L’agence, selon son représentant au Togo, Monsieur Amewokpo Komla SUMSA, ‘’s’assure que le contrôleur est qualifié. Il est ainsi soumis à des contrôles médicaux pour avoir un certificat, et à des tests de compétence linguistique (anglais)’’. Il a ajouté que ‘’les contrôleurs au niveau du centre de Lomé sont sollicités au plan international dans les rencontres d’échanges d’expériences, vu leur professionnalisme reconnu.

L’Agence nationale de l’aviation civile du Togo (ANAC-Togo) dans sa mission régalienne s’assure que l’ASECNA envoie en nombre suffisant des contrôleurs aériens disposant de compétences nécessaires. ‘’Notre objectif au Togo en matière de sécurité est zéro accident d’aviation’’ a signifié le Directeur Général de l’ANAC-Togo le Col. Dokissime Gnama LATTA qui se dit ‘’fier des contrôleurs aériens du Togo’’  vu leur impacte dans la sous-région, tout en les encourageant à mettre encore le signal plus haut de leur professionnalisme.  

L’Association professionnelle des contrôleurs aériens du Togo (APCATO) est une association apolitique à but non lucratif, créée le 11 Novembre 1993 suite à la volonté manifeste des premiers contrôleurs aériens du Togo, de promouvoir et sauvegarder les intérêts de la profession et ceci avec d’autres associations sœurs au Togo, en Afrique et de part le monde.
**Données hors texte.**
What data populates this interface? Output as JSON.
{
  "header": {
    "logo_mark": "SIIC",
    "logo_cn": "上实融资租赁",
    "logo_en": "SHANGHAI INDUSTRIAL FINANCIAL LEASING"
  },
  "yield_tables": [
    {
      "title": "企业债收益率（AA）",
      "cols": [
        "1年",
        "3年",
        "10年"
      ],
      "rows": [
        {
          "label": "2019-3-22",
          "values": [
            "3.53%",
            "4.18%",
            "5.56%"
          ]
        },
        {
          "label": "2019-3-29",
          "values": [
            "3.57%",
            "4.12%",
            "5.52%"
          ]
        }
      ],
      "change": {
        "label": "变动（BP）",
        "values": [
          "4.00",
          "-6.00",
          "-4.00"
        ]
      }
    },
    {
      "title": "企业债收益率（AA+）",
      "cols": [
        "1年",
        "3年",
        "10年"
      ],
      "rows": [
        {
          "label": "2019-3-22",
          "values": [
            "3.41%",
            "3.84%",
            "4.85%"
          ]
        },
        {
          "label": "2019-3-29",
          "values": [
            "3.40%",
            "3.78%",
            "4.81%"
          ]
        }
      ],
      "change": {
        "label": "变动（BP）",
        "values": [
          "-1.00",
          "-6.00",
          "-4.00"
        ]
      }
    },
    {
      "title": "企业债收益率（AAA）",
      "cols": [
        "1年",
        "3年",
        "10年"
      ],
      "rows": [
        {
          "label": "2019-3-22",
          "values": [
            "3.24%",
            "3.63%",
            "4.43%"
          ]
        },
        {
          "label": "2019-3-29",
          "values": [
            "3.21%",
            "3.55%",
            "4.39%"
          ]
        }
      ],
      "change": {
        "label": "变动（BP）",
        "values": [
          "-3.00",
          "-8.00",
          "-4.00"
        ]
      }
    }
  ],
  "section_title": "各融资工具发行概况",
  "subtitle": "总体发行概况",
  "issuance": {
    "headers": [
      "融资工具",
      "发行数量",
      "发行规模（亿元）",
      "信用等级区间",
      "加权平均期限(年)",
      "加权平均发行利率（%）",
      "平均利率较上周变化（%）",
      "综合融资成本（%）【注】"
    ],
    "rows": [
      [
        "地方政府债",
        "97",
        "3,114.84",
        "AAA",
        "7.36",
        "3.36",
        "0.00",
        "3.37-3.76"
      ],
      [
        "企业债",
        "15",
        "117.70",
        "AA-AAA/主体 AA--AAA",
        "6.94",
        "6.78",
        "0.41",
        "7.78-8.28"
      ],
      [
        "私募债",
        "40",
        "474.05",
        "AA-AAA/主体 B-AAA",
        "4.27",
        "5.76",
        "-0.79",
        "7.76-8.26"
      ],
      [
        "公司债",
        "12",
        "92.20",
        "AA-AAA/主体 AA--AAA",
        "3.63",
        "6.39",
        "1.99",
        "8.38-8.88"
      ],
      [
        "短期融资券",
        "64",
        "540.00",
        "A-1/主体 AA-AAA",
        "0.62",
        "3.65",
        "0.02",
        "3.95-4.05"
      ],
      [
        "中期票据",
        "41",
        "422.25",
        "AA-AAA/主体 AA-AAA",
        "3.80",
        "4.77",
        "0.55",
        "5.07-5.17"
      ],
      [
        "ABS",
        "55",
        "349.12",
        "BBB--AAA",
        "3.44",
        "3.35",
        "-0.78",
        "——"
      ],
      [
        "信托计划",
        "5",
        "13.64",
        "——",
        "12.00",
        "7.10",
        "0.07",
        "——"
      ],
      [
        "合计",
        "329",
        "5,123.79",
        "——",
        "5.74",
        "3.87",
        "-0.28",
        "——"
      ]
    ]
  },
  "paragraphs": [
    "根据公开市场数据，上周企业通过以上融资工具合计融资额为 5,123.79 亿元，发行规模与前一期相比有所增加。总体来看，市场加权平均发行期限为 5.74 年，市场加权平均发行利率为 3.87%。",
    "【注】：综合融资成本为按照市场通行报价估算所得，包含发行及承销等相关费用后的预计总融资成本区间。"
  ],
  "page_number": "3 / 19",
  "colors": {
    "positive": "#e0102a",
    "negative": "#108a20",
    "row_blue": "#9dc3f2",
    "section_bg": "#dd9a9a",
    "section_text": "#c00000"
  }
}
Elle a pour objectif principal, le regroupement, en vue d’une étroite solidarité professionnelle, de tous les contrôleurs aériens assurant des tâches au sein de l’aéronautique civile au Togo.

Faire connaitre le métier, sensibiliser les futures bacheliers à ce métier, œuvrer pour la formation continue et la promotion de ses membres et surtout la participation à l’évolution de la sûreté du trafic aérien font partir des stratégies de l’APCATO.  

Sur le plan international, l’association dirigée par un bureau de 7 membres, présidé par Monsieur  Kodjo AKOSSOU, est membre fondateur de la FACAA (Fédération des Associations des Contrôleurs Aériens de l’ASECNA) créée le 23 Mars 2011 à Cotonou, en République Béninoise ; et de l’IFATCA (Fédération Internationale des Associations des Contrôleurs Aériens) basée à Montréal, au Canada.